The second Victorian Sir Thomas was more radical than his father, a friend and contemporary of Gladstone and of F. D. Maurice, the high-minded founder of Christian so
cialism. This younger Sir Thomas became a Liberal in 1867, and was instrumental in setting up new education policies, but even he was not interested in giving the vote to the unpropertied classes until ‘education, thrift and sobriety’7 had done their work.
In the election of 1885 this Sir Thomas became Liberal Member of Parliament for Wellington in Somerset, his eldest son, Charlie, for Launceston in Cornwall and his second son, Arthur, for Rotherham in Yorkshire. ‘Aclands are trumps!’8 Gladstone wrote to the father excitedly. But the A.T. amalgam of grand humanitarian gentry government, a form of progressive patriarchy, began to break down in this third Victorian generation. Charlie and Arthur came to loathe each other, Charlie taking on the mantle of the rural squire, turning more conservative, his interests local, while Arthur became increasingly important and radical as education minister in Gladstone’s 1892 Cabinet. He was the new Labour party’s particular ally within the Liberal establishment.

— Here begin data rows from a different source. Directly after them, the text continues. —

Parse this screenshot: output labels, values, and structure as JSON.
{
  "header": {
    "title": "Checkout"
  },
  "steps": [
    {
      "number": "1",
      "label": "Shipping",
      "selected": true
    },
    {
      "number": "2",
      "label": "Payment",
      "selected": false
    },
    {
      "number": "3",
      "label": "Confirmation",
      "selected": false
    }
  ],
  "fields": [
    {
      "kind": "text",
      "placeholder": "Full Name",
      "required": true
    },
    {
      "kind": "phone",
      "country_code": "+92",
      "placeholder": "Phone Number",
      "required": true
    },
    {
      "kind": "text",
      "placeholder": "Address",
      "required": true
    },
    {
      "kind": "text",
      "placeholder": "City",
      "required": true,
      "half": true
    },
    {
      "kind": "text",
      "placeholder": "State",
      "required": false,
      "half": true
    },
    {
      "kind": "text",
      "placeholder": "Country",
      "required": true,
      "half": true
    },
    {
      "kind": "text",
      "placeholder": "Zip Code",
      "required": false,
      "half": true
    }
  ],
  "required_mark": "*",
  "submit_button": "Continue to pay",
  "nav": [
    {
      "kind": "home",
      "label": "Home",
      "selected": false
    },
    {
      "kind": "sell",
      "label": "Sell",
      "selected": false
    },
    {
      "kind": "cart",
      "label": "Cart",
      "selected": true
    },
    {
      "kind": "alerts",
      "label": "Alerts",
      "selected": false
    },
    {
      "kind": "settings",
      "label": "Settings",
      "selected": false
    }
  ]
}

Aclandshire was scarcely part of this democratic ideal: ‘The place is full of my former self,’ Arthur wrote of Killerton in 1883, ‘whom I look at as if a different creature. The huge trees, the big garden, the mass of servants, how grand I once thought all this and seem to dislike it now.’9 Rather than the smartness of the Charlie-dominated Acland estate, Arthur took his family to Clynnog on the Welsh coast for sailing and sandcastles, where Elsie, Arthur’s wife, in her loose Liberty clothes, could indulge the ‘high-thinking and plain living’ she loved.10
When Sir Thomas died in 1898, Charlie inherited the estates: 16,000 acres in Somerset, 15,000 in Devon, 5,000 in Cornwall. He was, according to his brother, ‘quite the monarch’,11 his mind increasingly feudal. It was Charlie who set up the medieval-nostalgic brass plaque in Selworthy church to the gentry virtues of his father and grandfather. The house at Killerton was enlarged with a new drawing room and billiard room. Portraits of Charlie and his wife, Gertie, were added in plaster to the dining room walls, developments at which other Acland noses wrinkled. The whole place ‘smelled of beeswax, woodsmoke and freesias’,12 delicious things, thought to be too much by the severer members of the clan.